HOUSTON (Reuters) – Chevron on Friday reported first-quarter earnings that met Wall Street estimates, as the company saw a turnaround in its refining business from a loss late last year.

The company’s chief financial officer, Eimear Bonner, said Chevron’s share repurchases this year could be between $11.5 billion and $13 billion, which would be within its guidance of $10 billion to $20 billion.

The second-largest U.S. oil producer posted adjusted earnings of $3.8 billion during the three months ended March 31, or $2.18 per share, matching analyst estimates, according to LSEG data.

Shares reversed course following the results and were last down nearly 1% premarket as refining and oil and gas production profits were down from a year ago.

Refining profit, however, was a significant improvement from the previous quarter, when Chevron’s downstream operations reported the first loss in four years.

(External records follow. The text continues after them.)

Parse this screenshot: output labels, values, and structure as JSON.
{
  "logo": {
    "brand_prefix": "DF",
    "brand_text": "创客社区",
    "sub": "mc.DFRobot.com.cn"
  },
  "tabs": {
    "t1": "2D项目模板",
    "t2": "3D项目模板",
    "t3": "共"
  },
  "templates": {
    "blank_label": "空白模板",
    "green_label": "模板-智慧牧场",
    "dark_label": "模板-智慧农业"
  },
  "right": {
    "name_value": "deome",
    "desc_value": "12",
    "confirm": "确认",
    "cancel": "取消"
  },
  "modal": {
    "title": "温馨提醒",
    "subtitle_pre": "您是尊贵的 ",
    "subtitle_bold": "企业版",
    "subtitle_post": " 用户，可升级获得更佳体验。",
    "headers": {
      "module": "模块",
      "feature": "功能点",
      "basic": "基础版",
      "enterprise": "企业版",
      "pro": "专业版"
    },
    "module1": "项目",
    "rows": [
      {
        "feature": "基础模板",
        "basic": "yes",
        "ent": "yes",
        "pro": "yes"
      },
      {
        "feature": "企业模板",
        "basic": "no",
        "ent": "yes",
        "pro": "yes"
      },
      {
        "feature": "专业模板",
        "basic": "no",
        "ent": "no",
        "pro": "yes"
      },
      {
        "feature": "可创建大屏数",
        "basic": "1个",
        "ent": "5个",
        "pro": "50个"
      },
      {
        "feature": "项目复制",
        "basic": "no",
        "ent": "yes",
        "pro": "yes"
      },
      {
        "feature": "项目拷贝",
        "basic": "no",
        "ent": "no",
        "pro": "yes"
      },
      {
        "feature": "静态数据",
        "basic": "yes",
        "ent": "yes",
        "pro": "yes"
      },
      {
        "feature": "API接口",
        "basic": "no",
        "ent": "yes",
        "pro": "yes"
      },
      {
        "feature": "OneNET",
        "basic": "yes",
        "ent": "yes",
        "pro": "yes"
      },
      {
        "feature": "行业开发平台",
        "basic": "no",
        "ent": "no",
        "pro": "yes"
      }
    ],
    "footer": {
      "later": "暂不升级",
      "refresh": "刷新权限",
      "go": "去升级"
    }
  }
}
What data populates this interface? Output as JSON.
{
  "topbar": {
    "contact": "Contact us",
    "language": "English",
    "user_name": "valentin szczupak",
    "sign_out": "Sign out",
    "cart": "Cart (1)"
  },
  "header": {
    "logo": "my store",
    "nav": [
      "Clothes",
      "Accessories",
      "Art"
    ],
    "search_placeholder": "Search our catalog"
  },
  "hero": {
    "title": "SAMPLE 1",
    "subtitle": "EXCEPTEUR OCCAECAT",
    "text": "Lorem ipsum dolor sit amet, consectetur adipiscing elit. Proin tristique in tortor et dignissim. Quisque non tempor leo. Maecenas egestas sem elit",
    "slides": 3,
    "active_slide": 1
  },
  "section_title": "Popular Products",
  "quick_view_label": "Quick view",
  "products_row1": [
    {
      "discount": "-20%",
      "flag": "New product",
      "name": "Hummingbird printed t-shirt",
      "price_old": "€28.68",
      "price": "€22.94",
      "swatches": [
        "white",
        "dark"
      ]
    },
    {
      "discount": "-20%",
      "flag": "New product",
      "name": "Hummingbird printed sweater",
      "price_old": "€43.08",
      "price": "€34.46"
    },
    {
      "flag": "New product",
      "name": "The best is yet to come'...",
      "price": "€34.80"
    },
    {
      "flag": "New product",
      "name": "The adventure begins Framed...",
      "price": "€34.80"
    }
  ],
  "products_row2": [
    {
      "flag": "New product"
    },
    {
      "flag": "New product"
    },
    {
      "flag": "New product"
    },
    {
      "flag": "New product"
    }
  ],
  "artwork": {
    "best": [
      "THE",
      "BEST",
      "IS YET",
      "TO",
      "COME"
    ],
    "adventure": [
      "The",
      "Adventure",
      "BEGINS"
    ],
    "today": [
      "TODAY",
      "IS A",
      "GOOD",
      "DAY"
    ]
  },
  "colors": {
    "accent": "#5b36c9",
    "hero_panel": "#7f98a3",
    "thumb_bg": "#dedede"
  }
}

Chevron and other oil producers have been contending with falling crude prices since April 2, when U.S. President Donald Trump announced sweeping tariffs that are expected to reduce global economic growth.

The lower crude prices have raised questions about whether producers will meet their goals for paying dividends and repurchasing shares – a cornerstone of Big Oil’s strategy to woo investors – or cut capital expenditure budgets.

Chevron said it paid $3 billion in dividends and repurchased $3.9 billion in shares during the quarter.

In the second quarter, the company said it expects to repurchase between $2 billion and $3.5 billion in shares. If rolled forward, that would mean Chevron could land between $11.5 billion and $13 billion in repurchases for 2025, Bonner said in an interview.

“We’re still buying back a significant amount of our shares annually, on top of a dividend that’s growing faster than our peers,” she said.

Chevron’s global oil production totaled 3.35 million barrels of oil equivalent per day, flat from the same period last year.

The company completed an expansion at the Tengiz oilfield in Kazakhstan in January and grew production from the Permian basin, the top U.S. oilfield, by 12% year-over-year. Those gains were offset by loss of production from asset sales.

Chevron also started production at the Ballymore project in the U.S. Gulf of Mexico in April.

Operations at Tengiz have been in focus as Kazakhstan has repeatedly exceeded OPEC+ oil production quotas. Bonner said the company is operating unrestricted.

During the first quarter, Chevron was hit by a Trump administration order to wind down operations in Venezuela, which will impact the company’s second-quarter shipments from the country.

Earnings from oil and gas production were $3.76 billion, down from $5.24 billion in the year-ago quarter.

Chevron’s refining business earned $325 million, down from $783 million a year ago. But that represents a turnaround from the previous quarter when it reported a loss for the first time since 2020, as a post-pandemic surge in demand for fuel faded.